Le Président Robin au Procès de Louis Guillaud. Photogr. par E. Roussel, 14 décembre 1981. [BM Lyon, FIGRPTP2509C © E. Roussel].

Un débat s’engage alors chez les patrons de la police judiciaire : faut-il l’interpeller ou le suivre pour remonter la filière afin coincer toute la bande ? L’inspecteur général Robert Mattéi, patron du Service régional de police judiciaire de Lyon (S.R.P.J.), estime qu’il faut laisser Guillaud en liberté et prolonger la filature, seule solution selon lui pour élucider complètement l’affaire.
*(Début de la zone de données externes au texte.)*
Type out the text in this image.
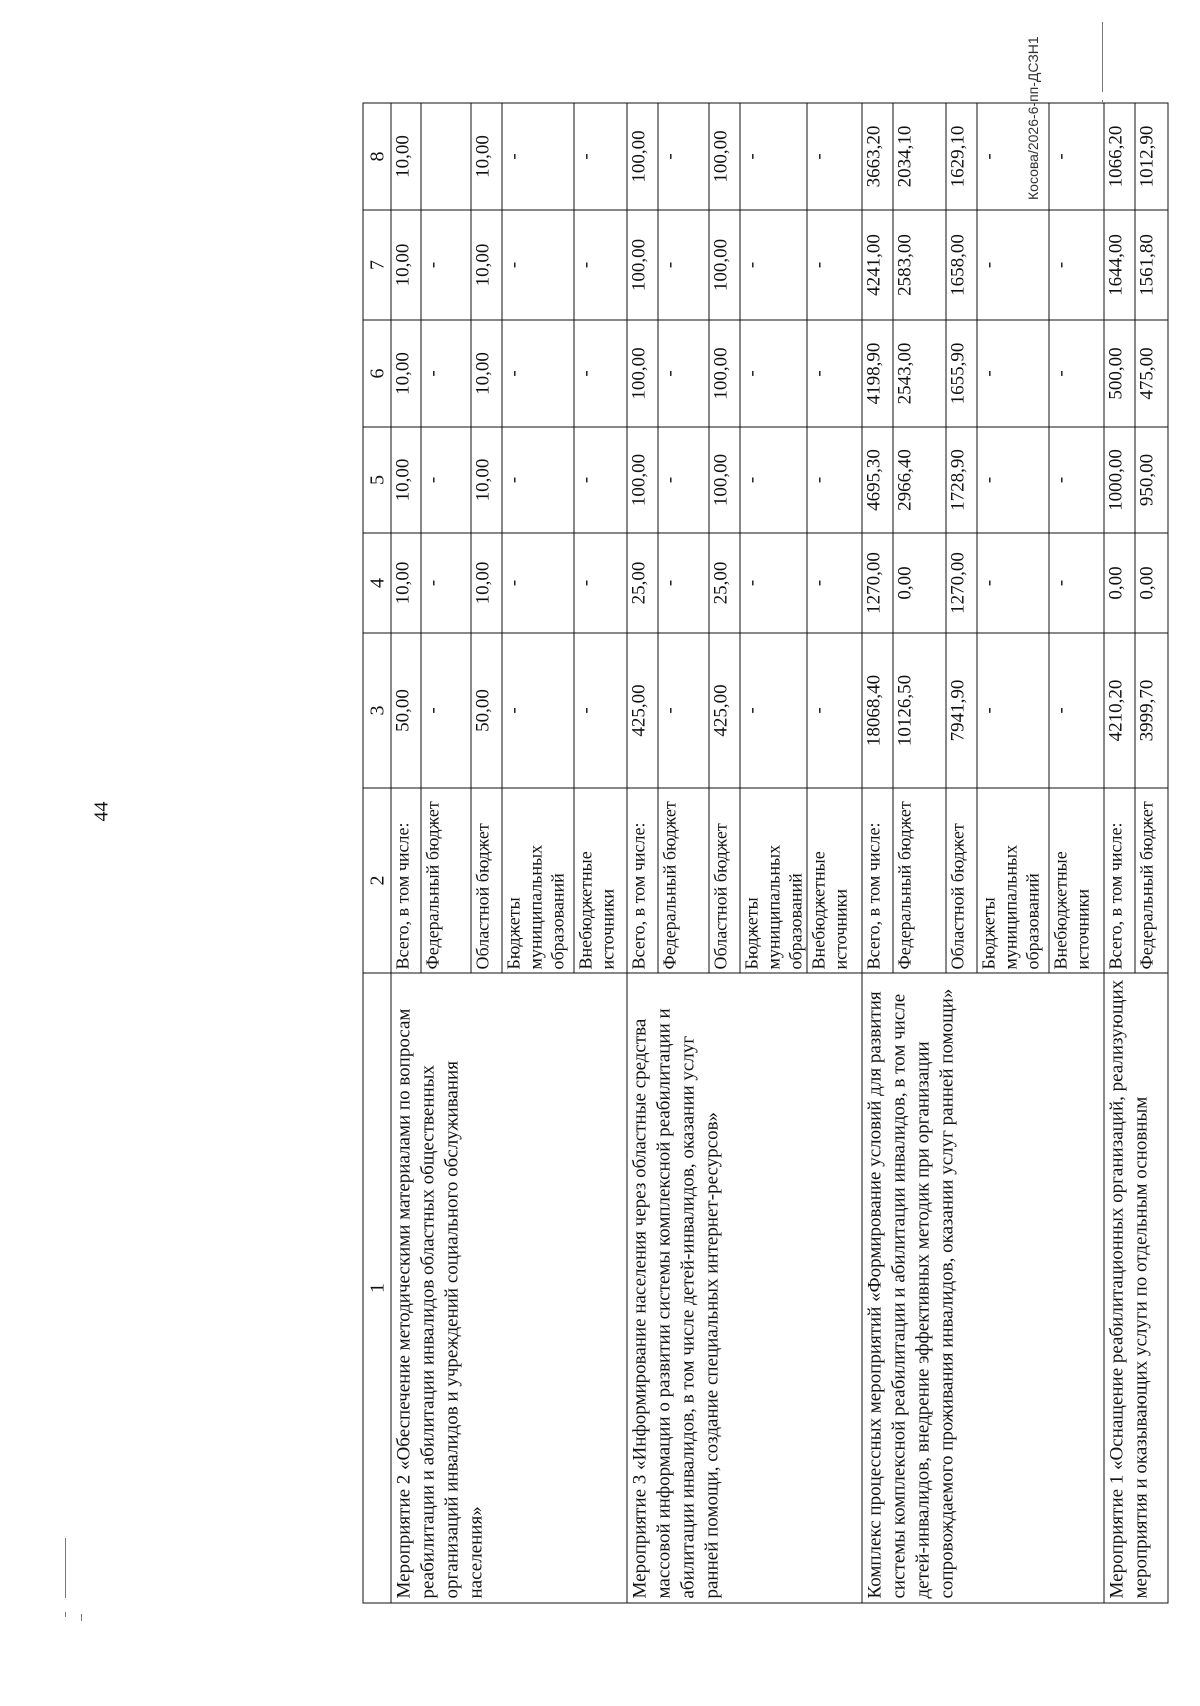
44
1	2	3	4	5	6	7	8
Мероприятие 2 «Обеспечение методическими материалами по вопросам реабилитации и абилитации инвалидов областных общественных организаций инвалидов и учреждений социального обслуживания населения»	Всего, в том числе:	50,00	10,00	10,00	10,00	10,00	10,00
	Федеральный бюджет	-	-	-	-	-	
	Областной бюджет	50,00	10,00	10,00	10,00	10,00	10,00
	Бюджеты муниципальных образований	-	-	-	-	-	-
	Внебюджетные источники	-	-	-	-	-	-
Мероприятие 3 «Информирование населения через областные средства массовой информации о развитии системы комплексной реабилитации и абилитации инвалидов, в том числе детей-инвалидов, оказании услуг ранней помощи, создание специальных интернет-ресурсов»	Всего, в том числе:	425,00	25,00	100,00	100,00	100,00	100,00
	Федеральный бюджет	-	-	-	-	-	-
	Областной бюджет	425,00	25,00	100,00	100,00	100,00	100,00
	Бюджеты муниципальных образований	-	-	-	-	-	-
	Внебюджетные источники	-	-	-	-	-	-
Комплекс процессных мероприятий «Формирование условий для развития системы комплексной реабилитации и абилитации инвалидов, в том числе детей-инвалидов, внедрение эффективных методик при организации сопровождаемого проживания инвалидов, оказании услуг ранней помощи»	Всего, в том числе:	18068,40	1270,00	4695,30	4198,90	4241,00	3663,20
	Федеральный бюджет	10126,50	0,00	2966,40	2543,00	2583,00	2034,10
	Областной бюджет	7941,90	1270,00	1728,90	1655,90	1658,00	1629,10
	Бюджеты муниципальных образований	-	-	-	-	-	-
	Внебюджетные источники	-	-	-	-	-	-
Мероприятие 1 «Оснащение реабилитационных организаций, реализующих мероприятия и оказывающих услуги по отдельным основным	Всего, в том числе:	4210,20	0,00	1000,00	500,00	1644,00	1066,20
	Федеральный бюджет	3999,70	0,00	950,00	475,00	1561,80	1012,90
Косова/2026-6-пп-ДСЗН1
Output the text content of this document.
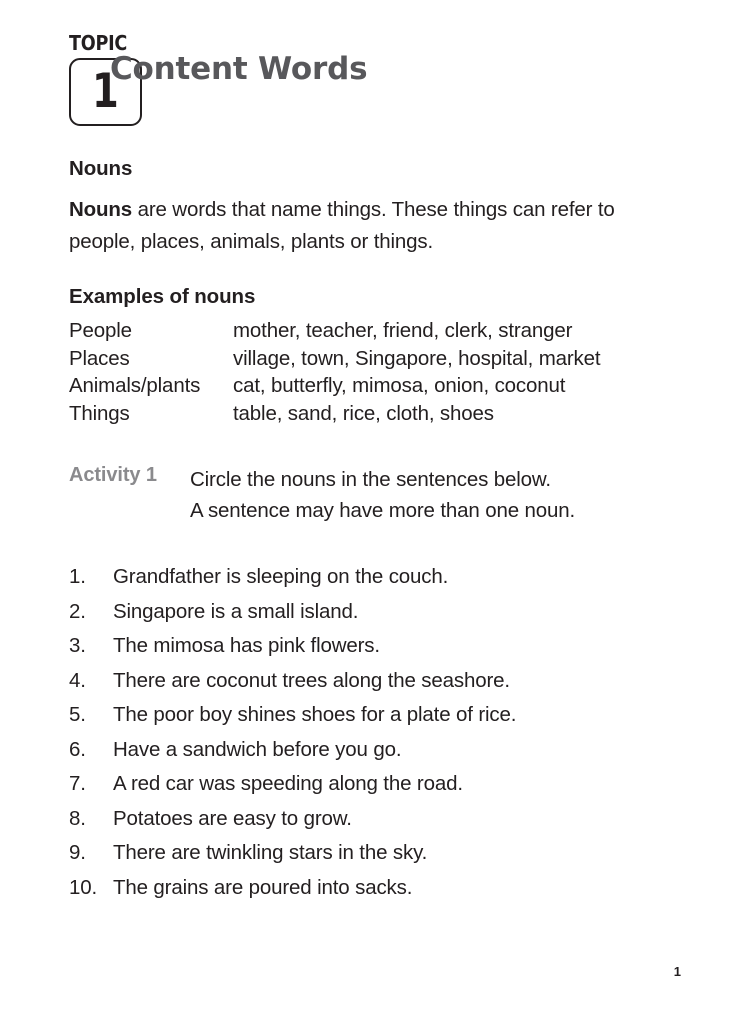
TOPIC
1
Content Words
Nouns
Nouns are words that name things. These things can refer to people, places, animals, plants or things.
Examples of nouns
People	mother, teacher, friend, clerk, stranger
Places	village, town, Singapore, hospital, market
Animals/plants	cat, butterfly, mimosa, onion, coconut
Things	table, sand, rice, cloth, shoes
Activity 1 Circle the nouns in the sentences below.
A sentence may have more than one noun.
1.	Grandfather is sleeping on the couch.
2.	Singapore is a small island.
3.	The mimosa has pink flowers.
4.	There are coconut trees along the seashore.
5.	The poor boy shines shoes for a plate of rice.
6.	Have a sandwich before you go.
7.	A red car was speeding along the road.
8.	Potatoes are easy to grow.
9.	There are twinkling stars in the sky.
10. The grains are poured into sacks.
1
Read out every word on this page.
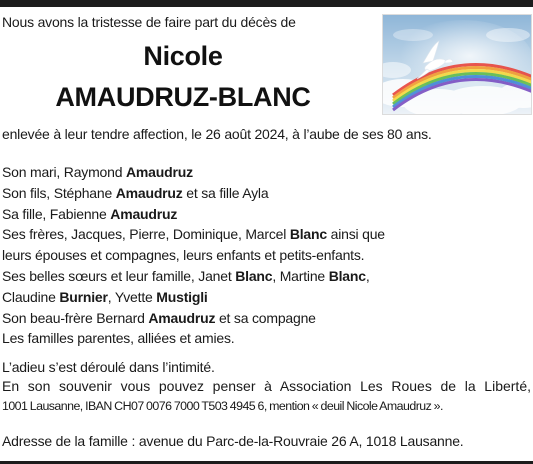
Nous avons la tristesse de faire part du décès de
Nicole
AMAUDRUZ-BLANC
enlevée à leur tendre affection, le 26 août 2024, à l’aube de ses 80 ans.
Son mari, Raymond Amaudruz
Son fils, Stéphane Amaudruz et sa fille Ayla
Sa fille, Fabienne Amaudruz
Ses frères, Jacques, Pierre, Dominique, Marcel Blanc ainsi que
leurs épouses et compagnes, leurs enfants et petits-enfants.
Ses belles sœurs et leur famille, Janet Blanc, Martine Blanc,
Claudine Burnier, Yvette Mustigli
Son beau-frère Bernard Amaudruz et sa compagne
Les familles parentes, alliées et amies.
L’adieu s’est déroulé dans l’intimité.
En son souvenir vous pouvez penser à Association Les Roues de la Liberté,
1001 Lausanne, IBAN CH07 0076 7000 T503 4945 6, mention « deuil Nicole Amaudruz ».
Adresse de la famille : avenue du Parc-de-la-Rouvraie 26 A, 1018 Lausanne.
Mais à Paris, la direction centrale de la police judiciaire ordonne l’arrestation. Et, le 25 février 1976, Louis Guillaud est interpellé. Les policiers saisissent une partie de la rançon (1,8 million). Le suspect avoue être l’auteur des coups de téléphone, être l’homme qui a récupéré la rançon à Saint-André-de-Corcy, mais précise aussitôt qu’il n’est pas le cerveau de cette affaire tout en refusant de dénoncer ses complices. Du côté de la famille Mérieux, le patriarche n’ayant récupéré qu’une mince partie des fonds, se trouve dans l’obligation de réaliser plusieurs opérations financières dont la vente de certaines salles de cinéma qu’il a en exploitation, ceci afin de faire face aux créances des banques qui, à l’époque du rapt, n’ont pas hésité à lui avancer l’argent.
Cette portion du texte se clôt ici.